July 17, 2009
St. FX reviews investment practice
ANTIGONISH – St. Fracis Xavier University is rethinking its decades-old practice of investing nearly all of its contributions from donors in the stock market after a year when markets collapsed.
A report in the Globe and Mail said the school’s endowment fund, used for items like scholarships and academic posts, hit a high of $100.1 million last July 6 but fell to $50.1 million at the end of December. The loss was the result of the university having 90 per cent of its endowment invested in the Canadian stock market with the rest in U.S. equities. There are cost cutting measure in place for September, said the story, and the university’s board is considering changes to its investment strategy.
Over the past 15 years, St. FX investments, which are managed by volunteers, have achieved some of the highest returns in Canada.
U of C unifies arts, social sciences
CALGARY – In June, the University of Calgary Board of Governors voted to unify the faculties of communication and culture, fine arts, humanities and social sciences into a single faculty.
A U of C release said the transition will begin July 1 with the new faculty to be launched April 1, 2010. Consolidating efforts in one administrative structure will facilitate an improved experience for arts and social sciences students, said the release. Expected benefits include simplifying rules and regulations, streamlining academic advising, simplifying transfers between programs and improving course selection.
School of brew
ST. CATHARINE’S – Wellend College may soon be the first in Canada to offer a beermaking program.
According to a story in The Standard, students have been able to study wine making and grape growing for nine years at the college’s Niagara-on-the-Lake campus.
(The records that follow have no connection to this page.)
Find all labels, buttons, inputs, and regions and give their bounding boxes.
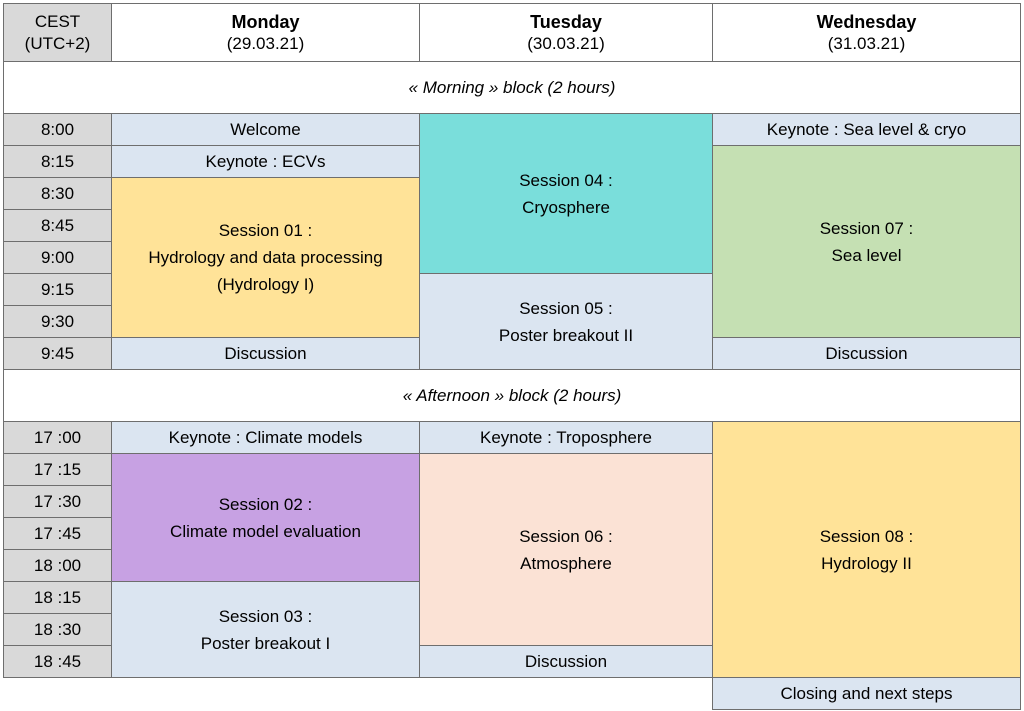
day-name: Wednesday	[816, 11, 917, 32]
time-slot: 9:00	[3, 241, 112, 274]
time-slot: 18 :00	[3, 549, 112, 582]
time-slot: 18 :45	[3, 645, 112, 678]
session-title: Session 03 :	[218, 606, 313, 626]
session-title: Session 06 :	[519, 526, 613, 546]
session-05: Session 05 : Poster breakout II	[419, 273, 713, 370]
session-title: Session 02 :	[218, 494, 313, 514]
wednesday-discussion: Discussion	[712, 337, 1021, 370]
session-07: Session 07 : Sea level	[712, 145, 1021, 338]
session-01: Session 01 : Hydrology and data processi…	[111, 177, 420, 338]
wednesday-closing: Closing and next steps	[712, 677, 1021, 710]
session-04: Session 04 : Cryosphere	[419, 113, 713, 274]
session-subtitle: (Hydrology I)	[216, 275, 315, 294]
session-topic: Poster breakout I	[200, 633, 331, 653]
day-name: Monday	[231, 11, 300, 32]
wednesday-keynote-sea-level: Keynote : Sea level & cryo	[712, 113, 1021, 146]
day-date: (31.03.21)	[827, 33, 906, 53]
day-header-wednesday: Wednesday (31.03.21)	[712, 3, 1021, 62]
day-header-tuesday: Tuesday (30.03.21)	[419, 3, 713, 62]
timezone-header: CEST (UTC+2)	[3, 3, 112, 62]
session-topic: Sea level	[831, 245, 902, 265]
monday-keynote-ecvs: Keynote : ECVs	[111, 145, 420, 178]
session-topic: Cryosphere	[522, 197, 610, 217]
time-slot: 8:15	[3, 145, 112, 178]
time-slot: 9:15	[3, 273, 112, 306]
time-slot: 17 :30	[3, 485, 112, 518]
session-title: Session 04 :	[519, 170, 613, 190]
time-slot: 8:30	[3, 177, 112, 210]
session-title: Session 05 :	[519, 298, 613, 318]
session-title: Session 08 :	[819, 526, 914, 546]
tuesday-discussion: Discussion	[419, 645, 713, 678]
monday-welcome: Welcome	[111, 113, 420, 146]
timezone-offset: (UTC+2)	[24, 33, 91, 53]
time-slot: 17 :45	[3, 517, 112, 550]
day-name: Tuesday	[530, 11, 602, 32]
session-topic: Hydrology II	[821, 553, 912, 573]
session-title: Session 07 :	[819, 218, 914, 238]
day-header-monday: Monday (29.03.21)	[111, 3, 420, 62]
day-date: (29.03.21)	[226, 33, 305, 53]
morning-block-label: « Morning » block (2 hours)	[3, 61, 1021, 114]
session-title: Session 01 :	[218, 221, 313, 240]
session-03: Session 03 : Poster breakout I	[111, 581, 420, 678]
session-topic: Poster breakout II	[498, 325, 634, 345]
time-slot: 18 :30	[3, 613, 112, 646]
tuesday-keynote-troposphere: Keynote : Troposphere	[419, 421, 713, 454]
monday-keynote-climate: Keynote : Climate models	[111, 421, 420, 454]
session-06: Session 06 : Atmosphere	[419, 453, 713, 646]
time-slot: 8:00	[3, 113, 112, 146]
session-topic: Atmosphere	[520, 553, 612, 573]
afternoon-block-label: « Afternoon » block (2 hours)	[3, 369, 1021, 422]
timezone-label: CEST	[34, 11, 81, 31]
time-slot: 18 :15	[3, 581, 112, 614]
monday-discussion: Discussion	[111, 337, 420, 370]
session-topic: Hydrology and data processing	[148, 248, 383, 267]
time-slot: 17 :00	[3, 421, 112, 454]
time-slot: 17 :15	[3, 453, 112, 486]
day-date: (30.03.21)	[527, 33, 605, 53]
session-topic: Climate model evaluation	[170, 521, 361, 541]
time-slot: 9:30	[3, 305, 112, 338]
session-02: Session 02 : Climate model evaluation	[111, 453, 420, 582]
time-slot: 8:45	[3, 209, 112, 242]
time-slot: 9:45	[3, 337, 112, 370]
session-08: Session 08 : Hydrology II	[712, 421, 1021, 678]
If approved, students will be able to earn a two-year diploma in combining water, yeast, hops and malt into fine brews.
Warning sounded
TORONO – David Foot, demographer and author of Boom, Bust and Echo, is warning that the billions in stimulus money handed out by the federal and provincial governments to universities and colleges will lead to empty classrooms if population trends are not taken into account.
In the Globe and Mail, Foot said infrastructure funding should go to upgrading existing building and equipment rather than building new because enrolment numbers across the country are about to decline.
“I am not sure that we should be expanding universities,” he is quoted as saying. “Campuses are crammed today. It doesn’t mean they will be crammed this way tomorrow.”